25 foreigners jailed in Singapore for submitting forged documents

Some 25 foreign workers were charged on Thursday for submitting forged academic certificates to obtain work passes to work in Singapore.

The Ministry of Manpower (MOM) is clamping down on foreign employees who submit forged academic certificates.
Some 25 foreign workers were charged on Thursday for submitting forged academic certificates to obtain work passes to work in Singapore, under the Employment of Foreign Manpower Act (EFMA), the ministry announced in a press statement.
All 25 pleaded guilty to the charges. Twenty-two of them were sentenced to 10 weeks’ jail, two sentenced to 12 weeks’ jail and one to four weeks’ jail. These were the most severe penalties meted out by the court for such offences.
The Ministry said that this was the largest number of foreign employees prosecuted for such an offence this year. Last year, 78 foreign employees were charged for similar offences, nearly double the number of workers charged in 2012. Most of them were jailed for up to four weeks and were also barred from working in Singapore.
According to MOM, the 25 employees had applied for work passes between November 2012 and June 2013, using faked academic certificates in their home countries.
Sixteen of them were from Myanmar, seven from India and two from the Philippines.
Based on the false certificates submitted, 20 S Passes and five Employment Passes (EPs) were issued. They all worked for less than a year in Singapore, in the sales, operational and food and beverage sectors. Among them were also a hair restoration technologist, a quality control executive and a chef.
The Ministry said, “They … knowingly used the forged academic certificates to mislead MOM to believe that they met the required educational criteria to obtain work passes.”

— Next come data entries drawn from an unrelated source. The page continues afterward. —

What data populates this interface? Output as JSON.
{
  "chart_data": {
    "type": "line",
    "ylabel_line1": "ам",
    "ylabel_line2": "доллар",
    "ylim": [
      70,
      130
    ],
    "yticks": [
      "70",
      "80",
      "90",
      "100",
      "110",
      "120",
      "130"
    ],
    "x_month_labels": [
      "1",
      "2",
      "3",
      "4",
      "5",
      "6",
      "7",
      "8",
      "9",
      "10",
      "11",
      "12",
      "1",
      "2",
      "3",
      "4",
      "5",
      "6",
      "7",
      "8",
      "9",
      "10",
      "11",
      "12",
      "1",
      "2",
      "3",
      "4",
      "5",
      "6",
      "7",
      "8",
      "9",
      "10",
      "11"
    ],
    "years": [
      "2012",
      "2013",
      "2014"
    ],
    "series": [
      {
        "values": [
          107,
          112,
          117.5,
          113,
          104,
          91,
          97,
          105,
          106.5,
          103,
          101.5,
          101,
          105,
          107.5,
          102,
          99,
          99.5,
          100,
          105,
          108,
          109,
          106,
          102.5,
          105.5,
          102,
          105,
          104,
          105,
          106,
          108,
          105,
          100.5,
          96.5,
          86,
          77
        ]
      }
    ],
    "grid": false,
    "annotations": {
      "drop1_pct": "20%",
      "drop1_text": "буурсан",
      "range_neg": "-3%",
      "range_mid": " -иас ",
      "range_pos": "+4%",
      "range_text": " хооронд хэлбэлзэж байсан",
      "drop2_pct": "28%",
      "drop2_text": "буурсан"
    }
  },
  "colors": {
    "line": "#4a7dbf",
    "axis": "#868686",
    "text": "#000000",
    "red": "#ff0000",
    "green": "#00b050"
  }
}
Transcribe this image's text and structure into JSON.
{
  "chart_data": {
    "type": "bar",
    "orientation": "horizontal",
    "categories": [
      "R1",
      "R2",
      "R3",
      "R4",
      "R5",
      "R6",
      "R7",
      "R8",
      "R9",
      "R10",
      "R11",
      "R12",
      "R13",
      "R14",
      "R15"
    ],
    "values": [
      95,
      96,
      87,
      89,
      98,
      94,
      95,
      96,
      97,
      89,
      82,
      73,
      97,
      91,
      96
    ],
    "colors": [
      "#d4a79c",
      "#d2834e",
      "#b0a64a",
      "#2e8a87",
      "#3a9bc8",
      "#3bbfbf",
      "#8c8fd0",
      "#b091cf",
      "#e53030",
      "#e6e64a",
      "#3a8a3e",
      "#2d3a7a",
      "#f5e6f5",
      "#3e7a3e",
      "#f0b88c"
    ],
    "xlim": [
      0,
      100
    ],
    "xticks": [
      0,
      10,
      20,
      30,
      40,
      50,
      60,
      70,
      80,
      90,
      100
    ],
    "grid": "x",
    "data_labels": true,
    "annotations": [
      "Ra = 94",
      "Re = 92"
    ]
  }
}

The forgeries were discovered when the Ministry conducted checks with the certificate-issuing institutions and foreign government departments, between November and December last year.
No action was taken against the employers involved, as they had also been unaware that the certificates had been forged.
The Ministry warned that it “will not condone such acts of deceit, and will take severe actions against offenders, as well as errant employers and employment agencies if they abet foreign applicants who submit forged academic certificates.”
Offenders who submit false documents or forged academic certificates to the Controller of Work Passes may be fined up to $20,000 and/or jailed for up to two years.